Winterlicht und Meeresruhe und warum Ligurien in der stillen Jahreszeit verzaubert
Es gibt Orte, die gerade dann ihre schönste Seite zeigen, wenn die große Reisesaison längst vorbei ist. Ligurien gehört ganz sicher dazu. Während nördlich der Alpen der Winter grau und schwer wirkt, empfängt die schmale Küstenregion zwischen Meer und Bergen ihre Besucher mit Licht, Farben und einer wohltuenden Ruhe. Besonders das kleine Küstenstädtchen Sori, nur wenige Zugminuten von Genua entfernt, fühlt sich in den Wintermonaten an wie ein gut gehütetes Geheimnis.
Schon am Morgen liegt ein besonderes Leuchten über dem Ort. Der Himmel ist klar und tiefblau, das Meer ruhig und weit, und die Wintersonne steht genau richtig, um die pastellfarbenen Häuser in warmes Licht zu tauchen. Ohne Sommerdunst wirken die Farben intensiver, die Konturen schärfer, die Luft frischer. Die Fassaden in Apricot, Gelb und Rosé, die grünen Fensterläden und der kleine Kirchturm über den Dächern erscheinen fast wie gemalt.

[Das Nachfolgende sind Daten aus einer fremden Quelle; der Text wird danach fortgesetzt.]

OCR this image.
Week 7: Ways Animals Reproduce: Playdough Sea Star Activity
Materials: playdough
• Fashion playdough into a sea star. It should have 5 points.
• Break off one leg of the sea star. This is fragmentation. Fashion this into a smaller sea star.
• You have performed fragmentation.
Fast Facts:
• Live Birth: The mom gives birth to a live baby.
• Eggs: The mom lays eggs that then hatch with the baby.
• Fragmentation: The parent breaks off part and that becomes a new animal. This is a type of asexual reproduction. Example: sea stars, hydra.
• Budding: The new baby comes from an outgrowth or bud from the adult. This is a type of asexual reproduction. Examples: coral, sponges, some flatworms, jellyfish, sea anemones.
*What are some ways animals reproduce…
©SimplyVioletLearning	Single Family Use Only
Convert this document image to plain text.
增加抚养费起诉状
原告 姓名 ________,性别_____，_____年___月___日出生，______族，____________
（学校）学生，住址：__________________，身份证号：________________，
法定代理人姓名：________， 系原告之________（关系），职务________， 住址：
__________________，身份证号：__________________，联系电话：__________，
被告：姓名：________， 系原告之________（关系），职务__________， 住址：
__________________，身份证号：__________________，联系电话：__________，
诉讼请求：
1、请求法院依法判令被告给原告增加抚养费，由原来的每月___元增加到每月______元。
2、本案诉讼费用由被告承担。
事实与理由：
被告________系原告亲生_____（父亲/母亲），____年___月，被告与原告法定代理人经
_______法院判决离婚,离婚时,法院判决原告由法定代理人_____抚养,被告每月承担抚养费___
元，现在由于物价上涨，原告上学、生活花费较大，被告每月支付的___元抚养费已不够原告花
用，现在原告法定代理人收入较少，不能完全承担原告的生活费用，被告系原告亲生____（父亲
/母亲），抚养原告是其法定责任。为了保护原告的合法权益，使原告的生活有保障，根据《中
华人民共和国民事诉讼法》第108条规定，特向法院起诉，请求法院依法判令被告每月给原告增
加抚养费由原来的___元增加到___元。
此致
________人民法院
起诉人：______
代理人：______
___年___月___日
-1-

Am Strand ist es still geworden. Die Badegäste sind verschwunden, stattdessen stehen die Fischerboote ordentlich an Land, bereit für ihren nächsten Einsatz. Drei Männer unterhalten sich am Wasser, jemand bereitet seine Angel vor, und das rhythmische Rauschen der Wellen wird zur einzigen Hintergrundmusik. Genau diese Gelassenheit macht den Winter in Ligurien so besonders. Der Ort gehört wieder den Menschen, die hier leben – und denen, die sich Zeit nehmen, langsam anzukommen.
Das Klima trägt seinen Teil dazu bei. Selbst in den kältesten Monaten fühlt sich ein Tag in Sori eher nach frühem Frühling an. In der Sonne wird die Jacke schnell geöffnet, auf der Piazza sitzen Einheimische mit ihrem Cappuccino, und auf den Bänken entlang der Promenade liest man Zeitung mit Blick auf das glitzernde Wasser. Das Licht tanzt auf den Wellen, und manchmal wirkt das Meer so ruhig und klar, dass man vergisst, dass mitten im Winter ist.
Auch ein Spaziergang durch die kleinen Gassen hat in dieser Jahreszeit einen eigenen Charme. Zwischen den Häusern öffnet sich immer wieder der Blick auf das Meer, irgendwo flattert eine Wäscheleine im Wind, und hinter einer Ecke wartet plötzlich eine sonnige Piazza. Alles wirkt ruhiger, persönlicher, fast ein wenig zeitlos. Man geht nicht von Sehenswürdigkeit zu Sehenswürdigkeit – man lässt sich treiben.
Der Winter ist auch die beste Zeit für Genießer. Die Restaurants sind entspannt, die Gespräche dauern länger, und die ligurische Küche schmeckt jetzt besonders authentisch: frischer Fisch, duftende Focaccia, Olivenöl aus der Region und ein Glas Wein, während draußen die Nachmittagssonne langsam tiefer sinkt.
Vielleicht liegt genau darin das Geheimnis des winterlichen Liguriens. Es geht weniger um das große Programm als um die kleinen Momente: das Licht auf den Fassaden, das Glitzern des Meeres, die Wärme der Sonne im Gesicht und das Gefühl, für ein paar Tage Teil dieses ruhigen Küstenlebens zu sein.
Wer dem grauen Winter entfliehen möchte, muss also nicht unbedingt in den Süden fliegen. Manchmal reicht eine Zugfahrt nach Ligurien und ein Ort wie Sori, der zeigt, wie viel mediterrane Lebensfreude auch in der stillen Jahreszeit steckt.